With a Labour government looking increasingly likely after last week's 'fiscal event', the policy announcements at this week's party conference have taken on a new significance.
Shadow Northern Ireland Secretary Peter Kyle didn't disappoint in that respect, stating that he would set out the criteria for a referendum on Irish Unity if Labour were to come to power. That drew sharp criticism from some unionists, who called for him to retain an element of ambiguity.
The Good Friday Agreement is notably vague, stating only that the Northern Ireland Secretary shall call a poll 'if at any time it appears likely to him that a majority of those voting would express a wish that Northern Ireland should cease to be part of the United Kingdom and form part of a united Ireland.'
The Belfast Newsletter argues that 'this gives wide discretion to the incumbent secretary of state. It is essential that this discretion is kept wide. Every other aspect of the process favours separatists.'
However, ambiguity has it risks for unionists as well as nationalists. For one thing, it leaves open the possibility that the tests have already been met. The Belfast Telegraph reports that former Northern Ireland Secretary Sean Woodward 'claimed there is a nationalist majority in the Stormont Assembly, a majority of Catholics in the population and opinion polls suggesting people want to have their say.' It is arguably the most British of constitutional criteria that favour nationalists most.

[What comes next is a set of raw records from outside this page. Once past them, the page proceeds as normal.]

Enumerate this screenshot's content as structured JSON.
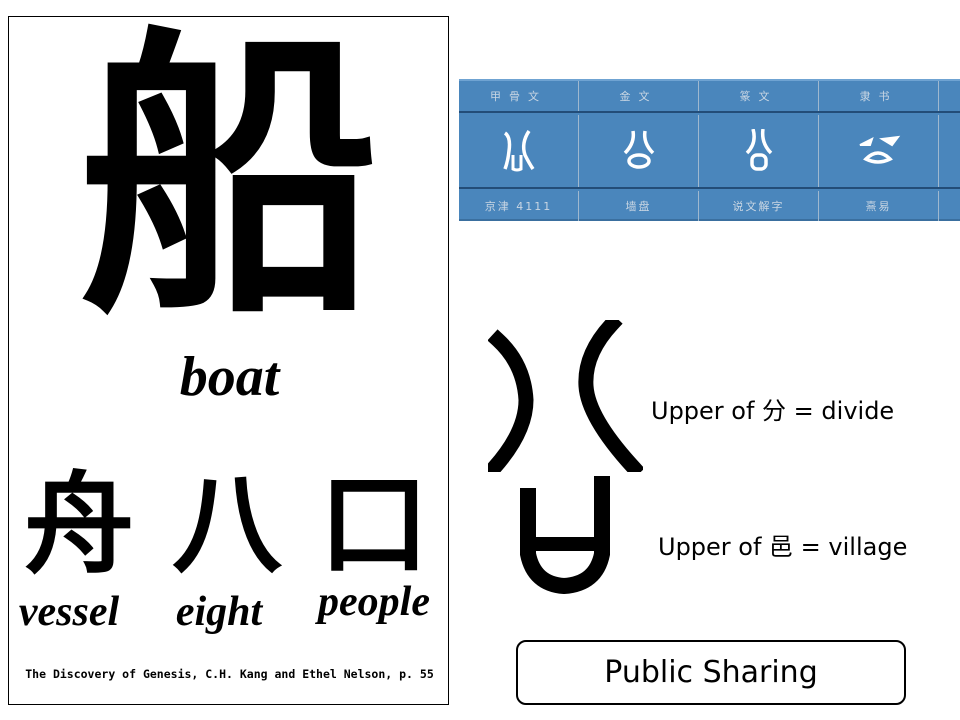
{
  "book_page": {
    "main_character": "船",
    "main_meaning": "boat",
    "components": [
      {
        "character": "舟",
        "meaning": "vessel"
      },
      {
        "character": "八",
        "meaning": "eight"
      },
      {
        "character": "口",
        "meaning": "people"
      }
    ],
    "citation": "The Discovery of Genesis, C.H. Kang and Ethel Nelson, p. 55"
  },
  "script_table": {
    "colors": {
      "background": "#4a86bc",
      "text": "#c9d6e3",
      "divider": "#234d78"
    },
    "headers": [
      "甲骨文",
      "金文",
      "篆文",
      "隶书"
    ],
    "glyphs": [
      "oracle-bone-glyph",
      "bronze-glyph",
      "seal-glyph",
      "clerical-glyph"
    ],
    "sources": [
      "京津 4111",
      "墙盘",
      "说文解字",
      "熹易"
    ]
  },
  "annotations": [
    {
      "text": "Upper of 分 = divide"
    },
    {
      "text": "Upper of 邑 = village"
    }
  ],
  "button": {
    "label": "Public Sharing"
  }
}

At the last Westminster election they won nine seats to unionism's seven. With one seat going to Alliance this was a plurality rather than an absolute majority.
Nevertheless, the current ambiguity might give an incoming Secretary of State scope to call a referendum on their first day in office, as well as to delay one indefinitely. That is surely untenable.
Some party members would like Labour to go further and campaign for Irish unity. I don't believe I am alone, even among Labour supporters of Irish unity, in thinking this would be a step too far. There is dubious benefit in a British party being drawn into boosterism on an issue the Good Friday Agreement remits to the 'people of the island of Ireland alone, by agreement between the two parts respectively and without external impediment.' The turbulent relationship between unionism and the Conservative Party is sufficient illustration of the dangers.
The right role for Labour is to defend the Good Friday Agreement, and facilitate the dialogue it allows for.
For Northern Ireland's immediate future, Kyle's most important comment was that 'a Labour government would deliver rapid deals with the EU on the flow of goods, the sharing of data, and making it easier for agricultural products to move around the UK and the island of Ireland.' That implies a degree of UK-EU alignment that the current government would not countenance, bypassing the zero-sum impasse between unionism and nationalism over the Northern Ireland protocol, and potentially restoring devolution.
In the short term, the interesting question is whether this incentivises the Truss government to pre-empt Labour with their own solution.